Some possible reasons for a delay of this length are:
1. Your solicitor is or was awaiting papers from the solicitor for the vendor. For example, the solicitor for the vendor would have redeemed the vendor's mortgage if there was one; Then they would have written to the legal department of the bank to get a release signed. Then they would have sent it to your solicitor; Then your solicitor would have registered it in the Land Registry or Registry of Deeds.
2. If it is a registered titile, the Land Registry - in particular the mapping section. If the property you bought was a single Folio, then registration can go through in a matter of weeks. However, if the property was part of a larger folio (for example, a site carved out of a housing estate) it can take anything from a few months to a few years for the papers to go through the Land Registry. In some counties, the Land Registry are currently goign through a process of converting to digital maps, and this has raised a whole new series of bottlenecks. It will be worth it in the end, but Land Registry Mapping is a serious cause of delay at the moment.
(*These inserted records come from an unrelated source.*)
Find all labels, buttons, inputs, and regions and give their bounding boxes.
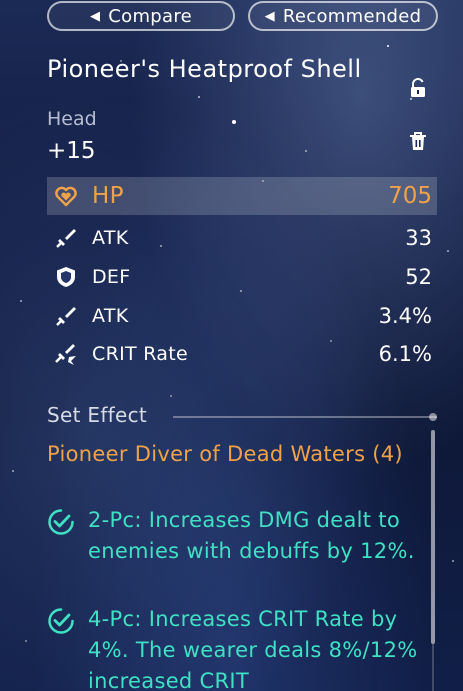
sub-stat-value: 52 bbox=[405, 265, 432, 289]
trash-icon[interactable] bbox=[406, 129, 430, 153]
recommended-button[interactable]: ◀ Recommended bbox=[248, 1, 438, 31]
main-stat-row: HP 705 bbox=[47, 177, 437, 215]
scrollbar-thumb[interactable] bbox=[431, 430, 435, 644]
top-button-bar: ◀ Compare ◀ Recommended bbox=[47, 0, 439, 31]
sub-stat-name: CRIT Rate bbox=[92, 343, 188, 365]
check-circle-icon bbox=[47, 508, 75, 536]
set-name: Pioneer Diver of Dead Waters (4) bbox=[47, 442, 403, 466]
sub-stat-row: ATK 33 bbox=[47, 220, 437, 256]
main-stat-value: 705 bbox=[388, 183, 432, 209]
set-effect-item: 4-Pc: Increases CRIT Rate by 4%. The wea… bbox=[47, 604, 427, 691]
arrow-left-icon: ◀ bbox=[89, 8, 101, 24]
crit-icon bbox=[54, 342, 78, 366]
sub-stat-value: 3.4% bbox=[378, 304, 432, 328]
sub-stat-value: 6.1% bbox=[378, 342, 432, 366]
sub-stat-row: DEF 52 bbox=[47, 259, 437, 295]
heart-icon bbox=[54, 184, 78, 208]
sub-stat-name: DEF bbox=[92, 266, 131, 288]
set-effect-item: 2-Pc: Increases DMG dealt to enemies wit… bbox=[47, 505, 427, 567]
sub-stat-row: ATK 3.4% bbox=[47, 298, 437, 334]
recommended-label: Recommended bbox=[282, 5, 422, 27]
compare-label: Compare bbox=[108, 5, 193, 27]
sub-stat-value: 33 bbox=[405, 226, 432, 250]
lock-icon[interactable] bbox=[406, 76, 430, 100]
main-stat-name: HP bbox=[92, 183, 124, 209]
set-effect-text: 4-Pc: Increases CRIT Rate by 4%. The wea… bbox=[88, 607, 418, 691]
set-effect-text: 2-Pc: Increases DMG dealt to enemies wit… bbox=[88, 508, 415, 563]
check-circle-icon bbox=[47, 607, 75, 635]
divider bbox=[173, 416, 437, 418]
sword-icon bbox=[54, 304, 78, 328]
sub-stat-row: CRIT Rate 6.1% bbox=[47, 336, 437, 372]
relic-slot: Head bbox=[47, 108, 97, 130]
relic-level: +15 bbox=[47, 138, 96, 164]
relic-name: Pioneer's Heatproof Shell bbox=[47, 55, 362, 83]
set-effect-label: Set Effect bbox=[47, 403, 148, 427]
sword-icon bbox=[54, 226, 78, 250]
divider-dot bbox=[429, 413, 437, 421]
compare-button[interactable]: ◀ Compare bbox=[47, 1, 235, 31]
sub-stat-name: ATK bbox=[92, 227, 129, 249]
sub-stat-name: ATK bbox=[92, 305, 129, 327]
shield-icon bbox=[54, 265, 78, 289]
arrow-left-icon: ◀ bbox=[264, 8, 275, 24]
scrollbar-track[interactable] bbox=[432, 644, 434, 691]
set-effect-header: Set Effect bbox=[47, 403, 437, 429]
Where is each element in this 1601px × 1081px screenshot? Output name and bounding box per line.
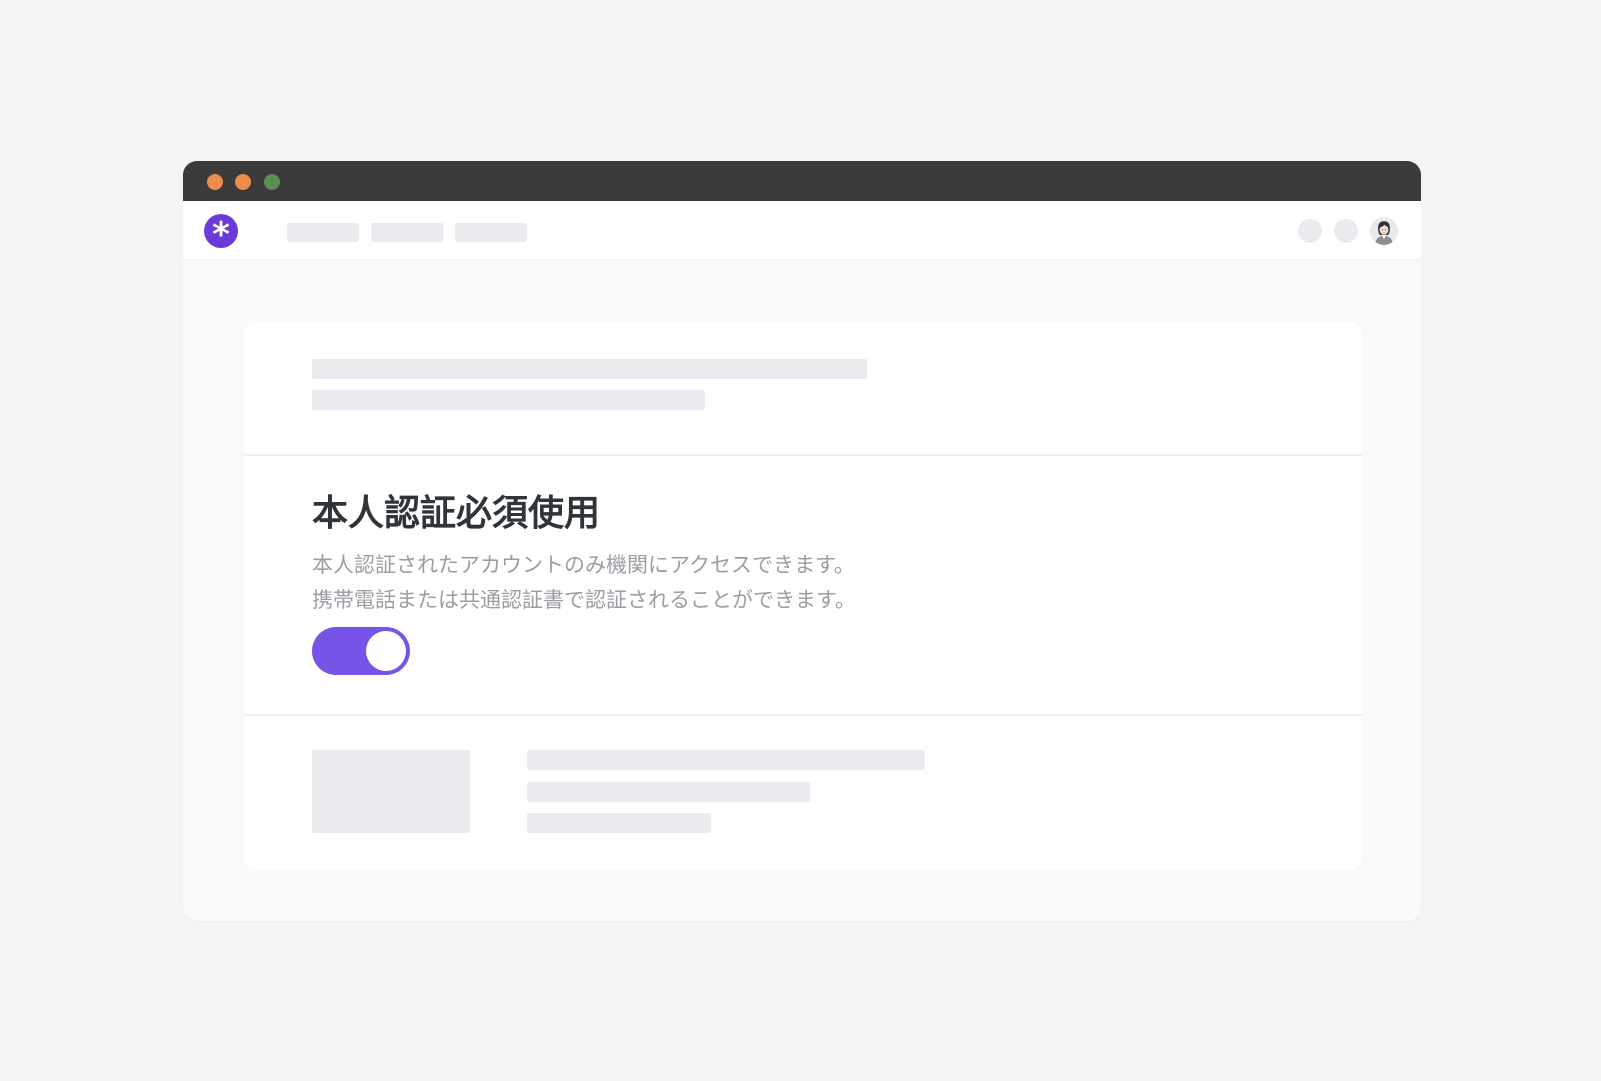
settings-card: 本人認証必須使用 本人認証されたアカウントのみ機関にアクセスできます。 携帯電話…: [244, 322, 1362, 870]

Bear in mind that even if you bought a second hand house in a housing estate, it could still be affected by these delays, if the original purchaser was not yet registered on their own separate folio.
You can check progress online at the Land Registry, but you need an account with them, so it is not practical for a consumer. It it is a Land Registry title, your solicitor should be able to respond to your queries by sending you a printout from the Land Registry showing your Dealing Number (i.e. the Land Registry reference for processing your application) and its status.